CULTURE Sociologie de la culture
Le découpage des spécialités sociologiques oscille habituellement entre deux principes. Selon une répartition thématique, elles sont constituées en fonction de domaines empiriquement distingués (comme la sociologie du sport ou de la santé). Un partage d'ordre plus conceptuel repose quant à lui sur des orientations ou au moins des questions de recherche (comme la sociologie des organisations ou de la déviance).
La sociologie de la culture n'échappe pas à cette hésitation.
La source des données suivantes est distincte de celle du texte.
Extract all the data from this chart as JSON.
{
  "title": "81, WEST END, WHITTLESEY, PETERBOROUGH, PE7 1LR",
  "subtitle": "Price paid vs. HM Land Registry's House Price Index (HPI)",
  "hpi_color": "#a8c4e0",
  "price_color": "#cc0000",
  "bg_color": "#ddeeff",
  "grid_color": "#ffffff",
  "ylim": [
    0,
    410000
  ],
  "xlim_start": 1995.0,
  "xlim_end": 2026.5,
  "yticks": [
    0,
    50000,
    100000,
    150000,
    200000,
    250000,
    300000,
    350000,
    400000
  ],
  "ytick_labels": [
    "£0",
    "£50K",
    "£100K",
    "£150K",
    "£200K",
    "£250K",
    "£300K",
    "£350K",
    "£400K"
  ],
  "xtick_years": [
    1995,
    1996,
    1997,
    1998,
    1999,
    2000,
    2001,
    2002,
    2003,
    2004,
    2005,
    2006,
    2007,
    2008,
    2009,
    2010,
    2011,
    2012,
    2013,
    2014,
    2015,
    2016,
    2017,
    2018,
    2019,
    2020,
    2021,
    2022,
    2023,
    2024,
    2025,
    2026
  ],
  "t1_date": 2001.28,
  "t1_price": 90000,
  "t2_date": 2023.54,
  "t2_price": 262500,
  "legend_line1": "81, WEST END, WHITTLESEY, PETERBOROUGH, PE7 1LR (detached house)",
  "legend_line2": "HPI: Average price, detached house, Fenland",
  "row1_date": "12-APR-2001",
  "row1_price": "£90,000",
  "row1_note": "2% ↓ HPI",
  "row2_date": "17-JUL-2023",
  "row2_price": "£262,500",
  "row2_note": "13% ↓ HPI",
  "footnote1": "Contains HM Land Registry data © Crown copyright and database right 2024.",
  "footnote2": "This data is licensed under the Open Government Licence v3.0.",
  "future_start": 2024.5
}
De prime abord, elle couvre un secteur plus ou moins clairement délimité, qui englobe la sociologie de l'art et ce qui est socialement désigné comme relevant de la « vie culturelle ». Elle regroupe alors un ensemble de subdivisions (sociologie de la lecture ou de la musique) et intègre de manière variable des domaines connexes comme la sociologie des médias, des loisirs ou des intellectuels. Son périmètre diffère d'ailleurs fortement selon les traditions scientifiques : il est tendanciellement plus restreint dans la sociologie française que dans le monde anglo-saxon, où le label sociology of culture intègre notamment le sport, les attitudes vestimentaires, les modes de vie, voire la science.
La sociologie de la culture peut aussi se définir de manière transversale comme l'analyse des biens symboliques (œuvres d'art, productions intellectuelles ou médiatiques). L'étude de leur production, de leur diffusion, de la définition de leur valeur, de leur appropriation différenciée et de leurs usages sociaux peut alors offrir un point de vue spécifique à l'observation plus générale des rapports sociaux. En l'envisageant de cette manière, on comprend que la place de la sociologie de la culture dans l'analyse sociologique excède de loin celle d'une simple spécialité thématique.
L'émergence d'un champ de recherche
La plupart des fondateurs de la discipline sociologique ont abordé les questions artistiques et culturelles. Même si leurs œuvres n'y renvoient souvent que de manière allusive (chez Émile Durkheim) ou ponctuelle (comme la sociologie de la musique de Max Weber), leurs apports sont décisifs pour la constitution ultérieure de ce domaine de recherche. L'exemple le plus évident en est donné par la sociologie de Karl Marx. Bien qu'elle ne consacre spécifiquement que peu de pages à l'art ou à la littérature, elle a fourni un point d'appui majeur pour leur analyse sociologique, en invitant à les rapporter aux structures et rapports socioéconomiques qui leur confèrent leur forme, leur sens et leur fonction.
Sans doute plus que d'autres champs de la sociologie, la sociologie de la culture s'est largement constituée grâce aux travaux d'autres disciplines. Pour n'en donner que quelques exemples, elle doit beaucoup de ses orientations à des auteurs provenant des études littéraires (comme Mikhail Bakhtine ou Richard Hoggart), de la philosophie (comme Theodor Adorno ou John Dewey), de la sociolinguistique (comme William Labov) et bien sûr de l'histoire (d'Erwin Panofsky à Carlo Ginzburg). L'anthropologie, notamment américaine, a également joué un rôle majeur dans sa genèse, en faisant de la culture une notion centrale des sciences sociales, en insistant sur les dimensions symboliques de la vie en société, et en illustrant une posture « relativiste », qui a notamment animé nombre de sociologues dans leur étude des « cultures populaires ».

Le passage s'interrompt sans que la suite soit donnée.